One leading gun control advocate, Mathew Littman, executive director of the bipartisan gun safety group 97 Percent, acknowledged in an interview that not every state will pass red flag laws even with the newly proposed—but as yet unspecified—federal incentives in place.
Still, he said even some states with Republican governors might back them, noting that Florida passed such a law after a gunman in 2018 killed 17 people at Marjory Stoneman Douglas High School in Parkland, Florida.
Senate Majority Whip Richard Durbin, an Illinois Democrat, shared a similar sentiment.
“Nineteen states have already passed them including Florida, with Gov. [Ron] DeSantis [a Republican],” Durbin told Route Fifty. “It’s not a red state versus blue state issue.”
Nico Bocour, government affairs director for the Giffords Law Center, noted that the Parkland shooting seemed to have shifted the political landscape around red flag laws, and that since then eight states passed the laws, five of them Republican leaning.
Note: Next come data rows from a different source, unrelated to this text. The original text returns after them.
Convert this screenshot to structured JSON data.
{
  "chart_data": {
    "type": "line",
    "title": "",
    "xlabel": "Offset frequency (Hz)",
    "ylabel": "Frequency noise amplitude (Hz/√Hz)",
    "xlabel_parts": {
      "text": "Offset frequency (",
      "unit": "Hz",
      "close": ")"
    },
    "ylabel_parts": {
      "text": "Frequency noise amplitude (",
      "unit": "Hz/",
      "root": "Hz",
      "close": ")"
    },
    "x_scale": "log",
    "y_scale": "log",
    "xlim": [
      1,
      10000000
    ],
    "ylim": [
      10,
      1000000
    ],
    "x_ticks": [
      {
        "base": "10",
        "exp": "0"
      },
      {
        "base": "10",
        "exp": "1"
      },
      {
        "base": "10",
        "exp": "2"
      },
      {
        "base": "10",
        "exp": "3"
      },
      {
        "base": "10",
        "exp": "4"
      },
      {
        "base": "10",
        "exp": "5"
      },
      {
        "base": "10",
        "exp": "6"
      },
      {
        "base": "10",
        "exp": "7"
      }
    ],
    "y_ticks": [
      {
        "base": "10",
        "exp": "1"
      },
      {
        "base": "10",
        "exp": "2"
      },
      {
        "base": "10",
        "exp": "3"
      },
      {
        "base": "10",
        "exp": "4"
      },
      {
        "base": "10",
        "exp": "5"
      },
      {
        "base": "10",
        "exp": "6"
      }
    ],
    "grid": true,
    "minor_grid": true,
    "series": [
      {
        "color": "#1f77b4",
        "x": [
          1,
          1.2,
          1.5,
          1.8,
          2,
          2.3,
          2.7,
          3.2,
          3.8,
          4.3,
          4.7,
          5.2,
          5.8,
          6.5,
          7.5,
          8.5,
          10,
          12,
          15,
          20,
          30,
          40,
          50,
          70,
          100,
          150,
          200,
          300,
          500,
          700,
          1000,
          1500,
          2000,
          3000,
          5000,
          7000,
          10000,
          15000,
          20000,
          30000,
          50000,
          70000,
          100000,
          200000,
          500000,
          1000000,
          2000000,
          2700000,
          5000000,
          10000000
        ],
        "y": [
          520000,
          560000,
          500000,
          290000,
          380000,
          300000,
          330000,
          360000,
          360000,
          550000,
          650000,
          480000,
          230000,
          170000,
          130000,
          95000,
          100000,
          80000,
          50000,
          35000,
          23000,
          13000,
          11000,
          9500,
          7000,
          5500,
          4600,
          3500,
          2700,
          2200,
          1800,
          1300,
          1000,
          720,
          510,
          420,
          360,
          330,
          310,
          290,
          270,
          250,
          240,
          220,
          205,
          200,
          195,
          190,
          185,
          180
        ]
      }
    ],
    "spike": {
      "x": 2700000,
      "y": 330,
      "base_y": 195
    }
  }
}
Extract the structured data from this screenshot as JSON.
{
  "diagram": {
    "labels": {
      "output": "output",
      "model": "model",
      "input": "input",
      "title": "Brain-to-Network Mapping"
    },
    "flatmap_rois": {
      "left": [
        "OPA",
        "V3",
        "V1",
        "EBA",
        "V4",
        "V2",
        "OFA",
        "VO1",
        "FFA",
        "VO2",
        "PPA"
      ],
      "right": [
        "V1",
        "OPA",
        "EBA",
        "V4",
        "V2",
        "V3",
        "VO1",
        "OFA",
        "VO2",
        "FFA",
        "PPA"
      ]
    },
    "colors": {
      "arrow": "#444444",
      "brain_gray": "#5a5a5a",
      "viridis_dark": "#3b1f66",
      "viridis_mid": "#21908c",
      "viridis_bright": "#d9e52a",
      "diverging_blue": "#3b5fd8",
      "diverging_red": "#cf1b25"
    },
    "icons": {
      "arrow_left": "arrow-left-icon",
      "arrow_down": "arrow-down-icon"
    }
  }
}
Still, Bocour said some governors “haven't found the courage to do the right thing."
But she added that the recent mass shootings in Buffalo, New York and Uvalde, Texas, along with the bipartisan support in Congress for the laws, could make it harder for opponents “to hold the line in opposing such a well supported policy.”
The bipartisan Senate framework does not go as far as some gun control advocates want, leaving out measures like universal background checks and bans on certain types of high-powered rifles.
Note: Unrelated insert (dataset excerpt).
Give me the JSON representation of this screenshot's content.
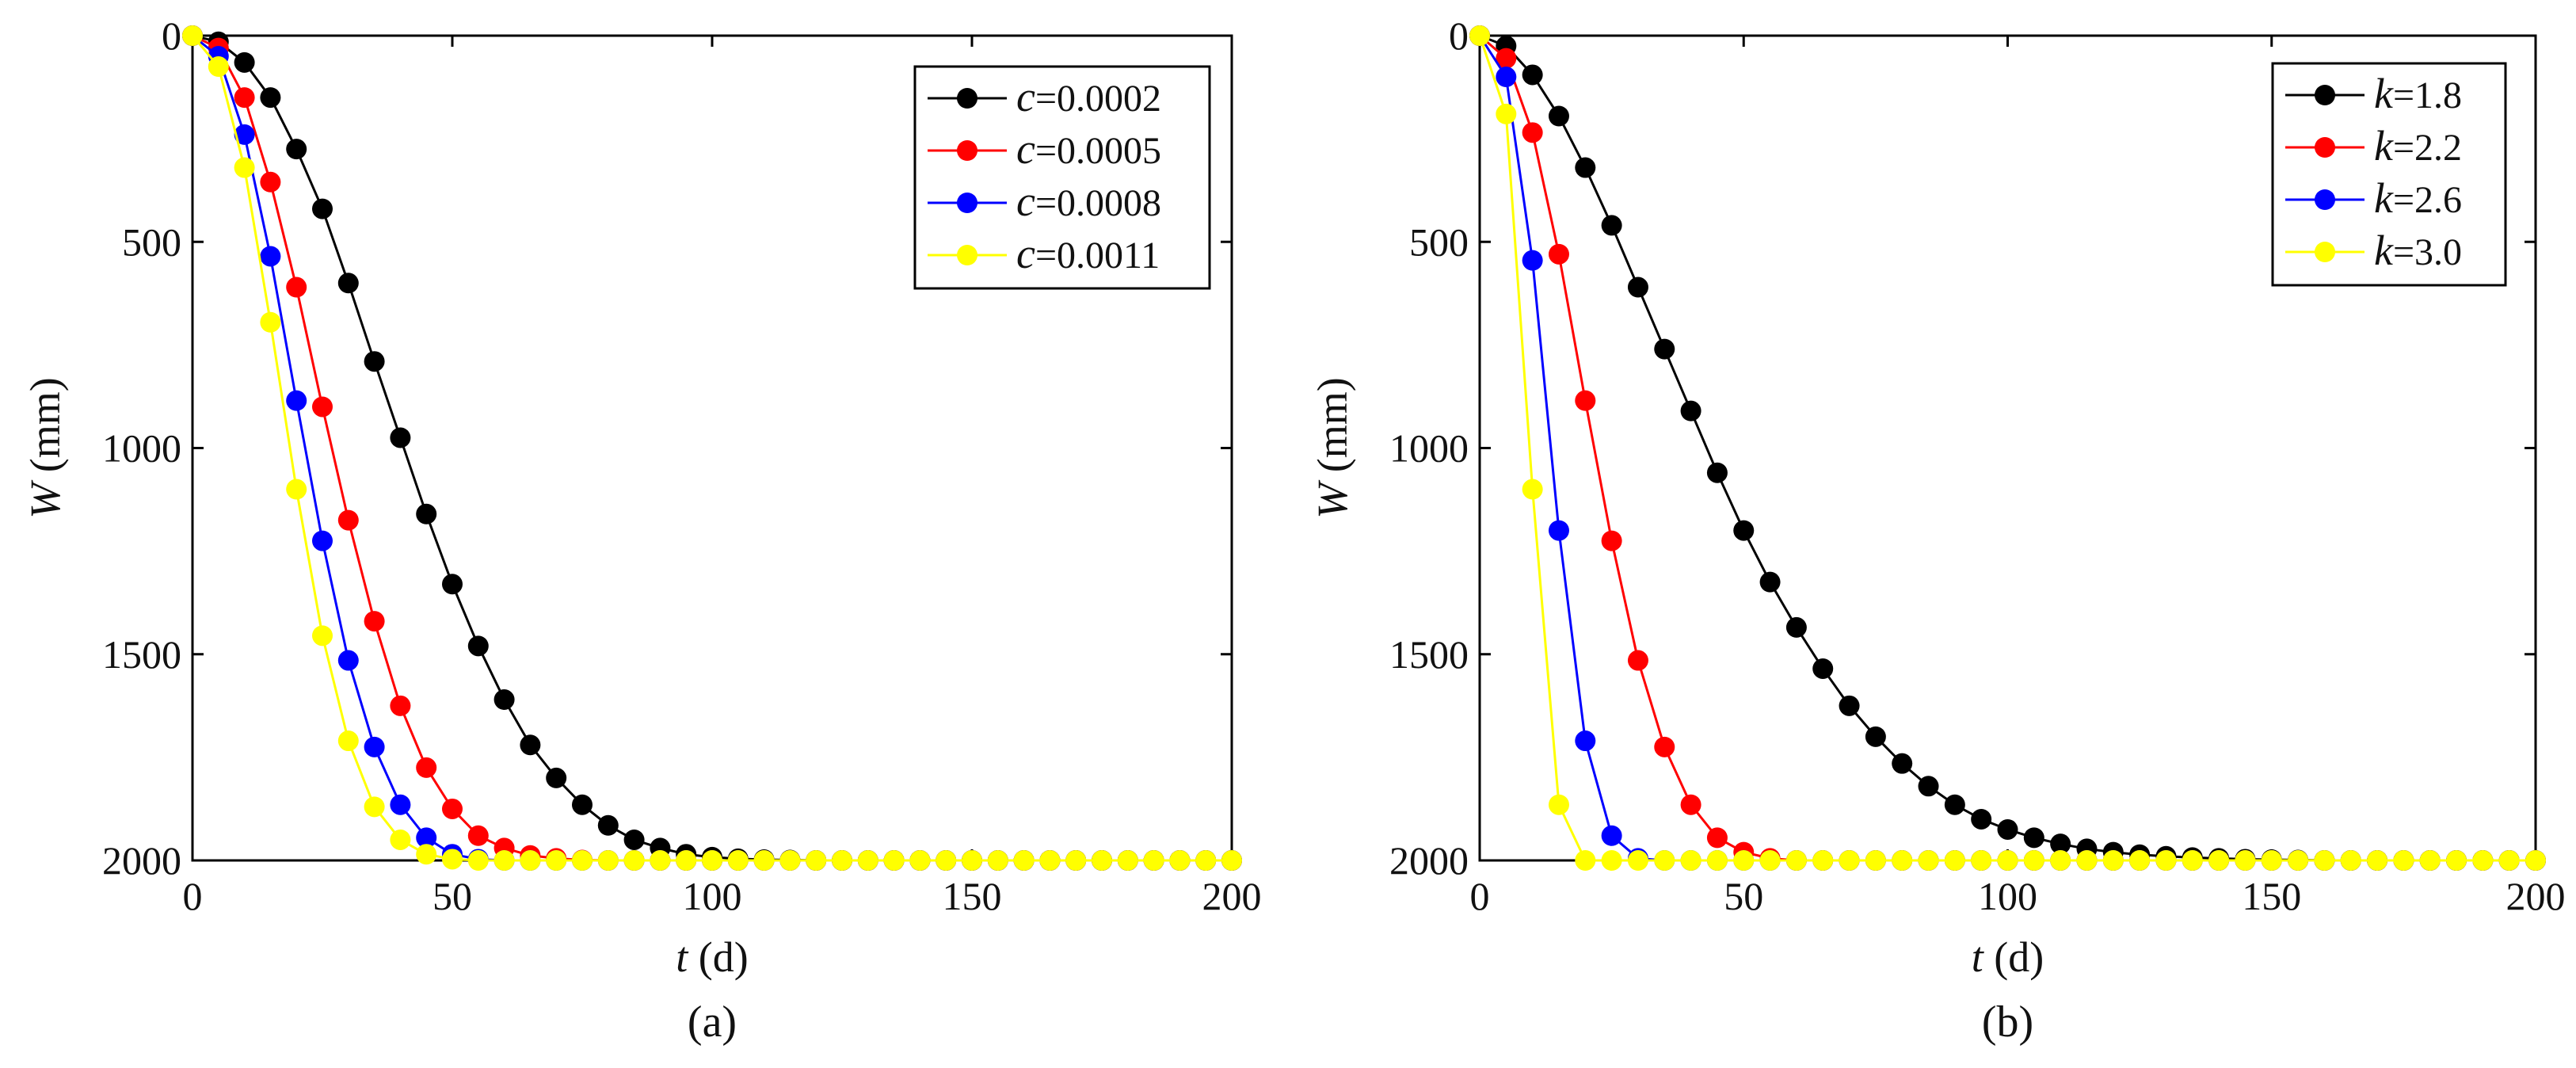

But advocates say that expanding red flag laws could help to reduce gun deaths, including the thousands of suicides each year in the U.S. that involve firearms. In 2020, 54%, or 24,292, of all gun-related deaths in the U.S. were suicides, according to the Pew Research Center.
“It’s a step in the right direction,” Littman said.
Aides to senators involved in the negotiations did not return press inquiries. But it appeared that the deal will attempt to address a main concern about due process with red flag laws: How high to set the burden of proof law enforcement must meet to take away a gun.
Joseph Blocher, co-director of the Duke Center for Firearms Law, said that a statement released by the senators appears to indicate that they plan to leave it up to states to set these standards.
States with red flag laws have a variety of requirements. These range from lower legal bars, like “reasonable doubt,” to the stronger ones, like “clear and convincing evidence.”
The statement released by the senators about the framework says the forthcoming legislation would provide resources to states and tribes to create and administer firearms laws, as long as they are “consistent with state and federal due process and constitutional protections.”
“I suspect they’re saying: Do what you want, so long as it meets the requirements of due process,” Blocher said.
Bocour agreed that it appears that the senators are envisioning giving states flexibility in defining how easy or difficult they make it for authorities to seize guns under their firearms safety laws.
Kery Murakami is a senior reporter for Route Fifty.